Get specific part from url origin with JS

Question

I have to extract a specific part from an url origin. But I can't seem to figure out a good and fail proof way to do this

For example, this is my url: http://site.domain.com

I need to know what "domain" is used. How do I get this part from the url 100% of the time?

My first thought was to split it between the "." but then I thought about what could happen if someone uses a http://www.site.domain.com link. That would mean it wouldn't work.

Further explanation:

I currently have 2 website which both have a differend domain name. I have to get the information about which page is loaded, based on the "domain" name in the url.

Thanks in regard!

Answer 1

Split by / using split("/") :

 function getDomain(url){ var arr = url.split("."); return arr[arr.length - 2]; } console.log(getDomain('http://site.domain.com')); console.log(getDomain('http://www.site.domain.com')); 

Answer 2

You could split it by "." and get the next to last text of your string.

 var str = 'http://www.site.domain.com'; var domain = str.split('.'); console.log(domain[domain.length-2]); 

Later Edit

To provide further fail proof, you can get the latest text between .com and the first dot before it. This will work in case you have another dot in your URL, for example: 'http://www.site.domain.com/post/test.asp' .

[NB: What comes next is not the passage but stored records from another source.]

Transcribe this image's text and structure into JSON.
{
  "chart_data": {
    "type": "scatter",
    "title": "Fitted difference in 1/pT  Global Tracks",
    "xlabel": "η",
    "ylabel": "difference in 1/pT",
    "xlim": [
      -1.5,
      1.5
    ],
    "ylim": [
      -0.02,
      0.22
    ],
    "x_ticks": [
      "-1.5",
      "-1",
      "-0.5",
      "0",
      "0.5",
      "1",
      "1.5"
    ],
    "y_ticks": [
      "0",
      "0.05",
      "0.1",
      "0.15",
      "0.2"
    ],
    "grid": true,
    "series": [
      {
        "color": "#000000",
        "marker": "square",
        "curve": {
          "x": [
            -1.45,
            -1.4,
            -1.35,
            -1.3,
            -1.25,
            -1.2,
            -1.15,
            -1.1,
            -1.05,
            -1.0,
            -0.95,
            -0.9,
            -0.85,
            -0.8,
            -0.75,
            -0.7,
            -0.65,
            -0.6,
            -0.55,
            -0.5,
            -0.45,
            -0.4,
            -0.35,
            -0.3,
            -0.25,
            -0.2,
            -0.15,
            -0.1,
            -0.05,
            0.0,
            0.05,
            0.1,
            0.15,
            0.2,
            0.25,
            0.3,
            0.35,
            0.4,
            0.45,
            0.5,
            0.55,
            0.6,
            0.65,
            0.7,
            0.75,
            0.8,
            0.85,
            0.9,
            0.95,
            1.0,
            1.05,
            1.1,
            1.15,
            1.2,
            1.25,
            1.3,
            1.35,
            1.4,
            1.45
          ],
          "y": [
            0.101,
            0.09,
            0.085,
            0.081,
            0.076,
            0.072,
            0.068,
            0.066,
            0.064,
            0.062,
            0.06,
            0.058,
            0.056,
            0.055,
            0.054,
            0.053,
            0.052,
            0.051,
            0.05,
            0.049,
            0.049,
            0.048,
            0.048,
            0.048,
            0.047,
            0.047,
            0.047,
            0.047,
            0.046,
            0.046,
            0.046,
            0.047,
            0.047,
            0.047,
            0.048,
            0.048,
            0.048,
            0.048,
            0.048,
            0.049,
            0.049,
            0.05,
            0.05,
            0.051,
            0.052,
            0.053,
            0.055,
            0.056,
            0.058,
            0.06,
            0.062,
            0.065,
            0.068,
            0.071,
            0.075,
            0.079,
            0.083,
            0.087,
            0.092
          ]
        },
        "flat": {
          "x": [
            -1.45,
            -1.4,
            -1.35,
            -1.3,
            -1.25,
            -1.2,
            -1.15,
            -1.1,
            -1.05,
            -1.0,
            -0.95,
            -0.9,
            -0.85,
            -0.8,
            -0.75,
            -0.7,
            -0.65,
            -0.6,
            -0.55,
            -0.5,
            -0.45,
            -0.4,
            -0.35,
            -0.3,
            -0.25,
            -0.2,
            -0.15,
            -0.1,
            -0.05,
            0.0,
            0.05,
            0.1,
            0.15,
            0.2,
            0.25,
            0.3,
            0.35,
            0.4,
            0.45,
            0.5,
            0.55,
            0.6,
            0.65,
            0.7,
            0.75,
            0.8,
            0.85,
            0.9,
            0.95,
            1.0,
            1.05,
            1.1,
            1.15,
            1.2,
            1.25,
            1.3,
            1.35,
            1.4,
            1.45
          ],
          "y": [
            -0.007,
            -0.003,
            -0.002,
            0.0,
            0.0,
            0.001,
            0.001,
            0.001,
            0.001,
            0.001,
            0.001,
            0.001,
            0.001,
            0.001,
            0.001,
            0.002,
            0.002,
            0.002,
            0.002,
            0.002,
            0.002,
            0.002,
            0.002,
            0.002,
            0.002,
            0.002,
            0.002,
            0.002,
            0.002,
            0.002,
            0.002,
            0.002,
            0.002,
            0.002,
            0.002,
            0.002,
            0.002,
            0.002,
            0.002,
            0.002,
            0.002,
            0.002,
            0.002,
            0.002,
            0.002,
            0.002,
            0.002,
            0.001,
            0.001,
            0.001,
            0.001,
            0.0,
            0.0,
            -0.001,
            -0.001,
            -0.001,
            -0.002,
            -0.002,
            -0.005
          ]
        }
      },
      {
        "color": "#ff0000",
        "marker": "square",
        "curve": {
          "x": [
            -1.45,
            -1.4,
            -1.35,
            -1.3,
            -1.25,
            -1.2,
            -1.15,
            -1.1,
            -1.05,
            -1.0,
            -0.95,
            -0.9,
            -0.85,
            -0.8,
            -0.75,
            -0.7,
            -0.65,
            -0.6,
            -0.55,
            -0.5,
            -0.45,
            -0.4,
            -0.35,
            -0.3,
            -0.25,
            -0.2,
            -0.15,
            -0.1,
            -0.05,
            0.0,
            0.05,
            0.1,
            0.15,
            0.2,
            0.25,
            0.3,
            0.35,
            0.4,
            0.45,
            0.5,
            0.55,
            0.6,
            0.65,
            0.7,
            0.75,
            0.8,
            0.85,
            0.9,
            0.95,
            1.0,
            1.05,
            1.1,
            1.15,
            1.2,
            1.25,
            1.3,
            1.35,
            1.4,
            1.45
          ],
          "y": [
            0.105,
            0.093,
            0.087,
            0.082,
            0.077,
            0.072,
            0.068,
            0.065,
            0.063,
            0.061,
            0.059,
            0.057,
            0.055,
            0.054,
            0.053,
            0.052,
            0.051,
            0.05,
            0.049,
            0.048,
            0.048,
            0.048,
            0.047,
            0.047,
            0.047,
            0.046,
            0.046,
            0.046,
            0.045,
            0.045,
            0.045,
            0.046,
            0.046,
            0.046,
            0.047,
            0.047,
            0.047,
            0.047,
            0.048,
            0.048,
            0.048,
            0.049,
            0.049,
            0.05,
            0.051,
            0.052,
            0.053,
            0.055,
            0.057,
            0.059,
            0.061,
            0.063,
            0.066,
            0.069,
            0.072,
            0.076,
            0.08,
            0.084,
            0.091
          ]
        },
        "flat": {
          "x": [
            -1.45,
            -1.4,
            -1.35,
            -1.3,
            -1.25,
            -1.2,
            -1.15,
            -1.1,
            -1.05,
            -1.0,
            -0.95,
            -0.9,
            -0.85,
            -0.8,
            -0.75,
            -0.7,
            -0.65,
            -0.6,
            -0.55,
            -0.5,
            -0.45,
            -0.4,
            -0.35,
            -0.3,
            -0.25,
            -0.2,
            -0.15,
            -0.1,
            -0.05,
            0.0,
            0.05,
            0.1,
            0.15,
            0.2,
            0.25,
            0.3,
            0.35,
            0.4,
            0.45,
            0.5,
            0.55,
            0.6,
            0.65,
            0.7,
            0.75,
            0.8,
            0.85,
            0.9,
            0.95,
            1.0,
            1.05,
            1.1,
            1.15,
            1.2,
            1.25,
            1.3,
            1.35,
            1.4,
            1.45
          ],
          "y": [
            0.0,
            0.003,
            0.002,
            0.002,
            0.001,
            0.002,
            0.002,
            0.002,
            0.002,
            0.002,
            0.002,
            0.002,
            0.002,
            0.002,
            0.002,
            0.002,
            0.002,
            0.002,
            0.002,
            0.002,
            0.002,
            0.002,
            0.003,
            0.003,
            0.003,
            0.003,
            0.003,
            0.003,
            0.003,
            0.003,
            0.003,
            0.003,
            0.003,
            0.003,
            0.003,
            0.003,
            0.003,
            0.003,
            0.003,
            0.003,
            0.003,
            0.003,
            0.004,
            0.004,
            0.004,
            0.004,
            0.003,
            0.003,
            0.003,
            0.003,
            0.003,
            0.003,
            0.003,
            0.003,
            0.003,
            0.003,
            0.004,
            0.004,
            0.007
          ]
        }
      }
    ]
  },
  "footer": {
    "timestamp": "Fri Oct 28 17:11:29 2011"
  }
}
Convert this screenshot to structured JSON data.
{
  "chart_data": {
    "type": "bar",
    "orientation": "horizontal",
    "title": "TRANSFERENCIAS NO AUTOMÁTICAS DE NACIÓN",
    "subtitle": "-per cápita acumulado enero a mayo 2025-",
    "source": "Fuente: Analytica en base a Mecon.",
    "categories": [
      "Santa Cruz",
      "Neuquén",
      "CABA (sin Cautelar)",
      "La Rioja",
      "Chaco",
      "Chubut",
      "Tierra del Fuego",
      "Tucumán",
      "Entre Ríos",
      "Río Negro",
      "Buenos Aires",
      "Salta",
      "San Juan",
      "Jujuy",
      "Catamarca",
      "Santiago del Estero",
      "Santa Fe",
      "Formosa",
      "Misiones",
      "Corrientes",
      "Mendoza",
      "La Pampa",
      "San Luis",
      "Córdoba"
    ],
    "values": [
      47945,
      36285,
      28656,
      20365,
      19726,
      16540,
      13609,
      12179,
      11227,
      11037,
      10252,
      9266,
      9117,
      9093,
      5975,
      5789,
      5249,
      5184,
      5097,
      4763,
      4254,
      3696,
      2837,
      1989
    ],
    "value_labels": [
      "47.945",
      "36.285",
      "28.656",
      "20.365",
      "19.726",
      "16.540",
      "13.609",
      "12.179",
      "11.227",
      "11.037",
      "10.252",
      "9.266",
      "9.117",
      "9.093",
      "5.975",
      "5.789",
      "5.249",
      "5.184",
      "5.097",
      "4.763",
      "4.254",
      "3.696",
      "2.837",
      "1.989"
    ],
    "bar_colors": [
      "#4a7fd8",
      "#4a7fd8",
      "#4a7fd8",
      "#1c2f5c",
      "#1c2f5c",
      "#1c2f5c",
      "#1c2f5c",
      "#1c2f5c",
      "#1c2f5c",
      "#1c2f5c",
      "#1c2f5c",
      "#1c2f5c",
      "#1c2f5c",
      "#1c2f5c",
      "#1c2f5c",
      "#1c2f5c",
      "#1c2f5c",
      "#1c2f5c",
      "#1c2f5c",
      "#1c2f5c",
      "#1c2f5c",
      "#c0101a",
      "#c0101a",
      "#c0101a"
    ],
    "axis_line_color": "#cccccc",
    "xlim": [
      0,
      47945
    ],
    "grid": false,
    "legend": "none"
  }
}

 var str = 'http://www.site.domain.com/post/test.asp'; var preComLink = str.substr(0, str.indexOf('.com')); var preDomainIndex = preComLink.lastIndexOf('.'); var domain = preComLink.substr(preDomainIndex + 1, str.indexOf('com')); console.log(domain); 

Answer 3

split the full domain name on dot and than take element before last element.

 var url = 'http://www.site.domain.com'; var array = url.split("."); var lengthOfArray = array.length; var domain = array[lengthOfArray-2]; console.log(domain); 

Answer 4

 let code = (function(){ return{ getDomain: function(url){ var slpitDomainURL = url.split("."); var lengthOfArray = slpitDomainURL.length; var domain = slpitDomainURL[lengthOfArray-2]; return domain; } } })(); console.log(code.getDomain('http://www.google.com')); console.log(code.getDomain('http://www.facebook.com'));